I know RAID 5 doesn't protect against catastrophic failure in the sense of a house fire, lightning strike, etc. (I do have offsite photos of my gear/software for insurance). But, I'm not sure that was my issue.

The problem that I was running into was the lack of reliability of large consumer drives. My original idea was just to get four 250 GB drives and use a pair for backups. I'd rip enough to fill up one drive, copy the drive, and move to the next one. Figured I could add more pairs as time went by and locate one set offsite. Well, I had one drive crash before I had even filled it up. That caused me to double check the other three, and I found bad sectors on all of the others. This, on top of a prior crash of a 250 GB drive, and I started wanting something a little more engineered. The RAID server I bought is a NAS built for 24/7 commercial operation--a Dell Powervault 745N. Hasn't hiccupped in the time I've operated it (its been on fulltime).
Certainly an elegant solution - what is your expansion strategy when you over run the available storage?

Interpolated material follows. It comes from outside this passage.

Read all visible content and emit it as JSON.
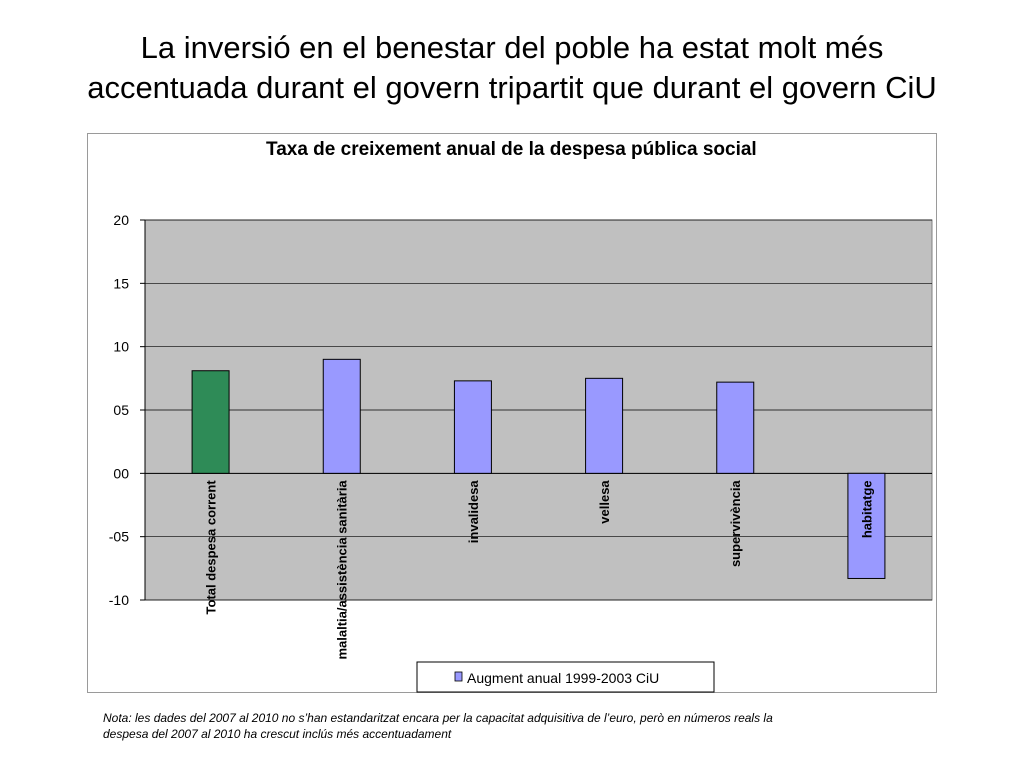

BTW - for the more casual reader - note that Edesilva's unit uses SATA drives - this is a far superior technology for adding drives than Firewire. If you use the enterprise level drives - offered by Maxtor and Seagate you will probably enjoy a high level of reliability at a bit less expense for a very modest increase in cost - check NewEgg. The Enterprise/Midline drives come with a 5 year warranty - the Seagate model is 7200.8 and the Maxtors are the MaXLINE III with 16mdb caches
Hopefully something cheaper will be available by the time I'm maxed out... ;)

I'm also not sure, but I may be able to get a fiber channel upgrade and a relatively "dumb" expansion case to string more drives together.

Then again, spending $3.5K on a high reliability NAS doesn't seem that offensive when you consider other high end audio gear. FBOW, it is less than I've spent on many other major components for my stereo. Even with a conservative $10 per CD, its also a lot cheaper than the 1200 or so CDs that are ripped to it. Its all about how much you value the time that it took you to rip all the CDs... I never wanna do that again.

I would observe, however, that I'm not the looniest in the asylum here. I seem to recall one member having purchased a maxed out xServe RAID, configured with seven 400 GB drives per side--6 for RAID 5 with one hot standby (about 4 TB of total storage, taking into account both sides).
I can see from the comments above why this hobby is sometimes considered a disease (audiophilia). Working as a data network engineer for 11 years now, I see no need to have a RAID 5 system in a home audio setup. Why would you want such a rapid recovery of data in a home environment where there are no customer service issues to deal with? Why would you want to keep your PC on 24/7 if you are not running a music/TV studio?

Just buy one extra external HD for backup. If you are paranoid, buy a third HD and keep it at your Mom's house (or better yet, at the Federal Reserve Bank!). Remember your CDs also count as a backup set.
Er, I've had four drives go bad on me. I definitely think RAID 5 is worth it, esp. now that you can get RAID 5 NAS boxes for under a grand. And, while my CDs are a "backup", the pain of ripping 2000 CDs is something I will gladly spend a grand not to do again... Mine tend to stay on 24/7, because they serve up tunes, and not being able to get to them fast defeats the point in my mind. Others may have a different internal calculus.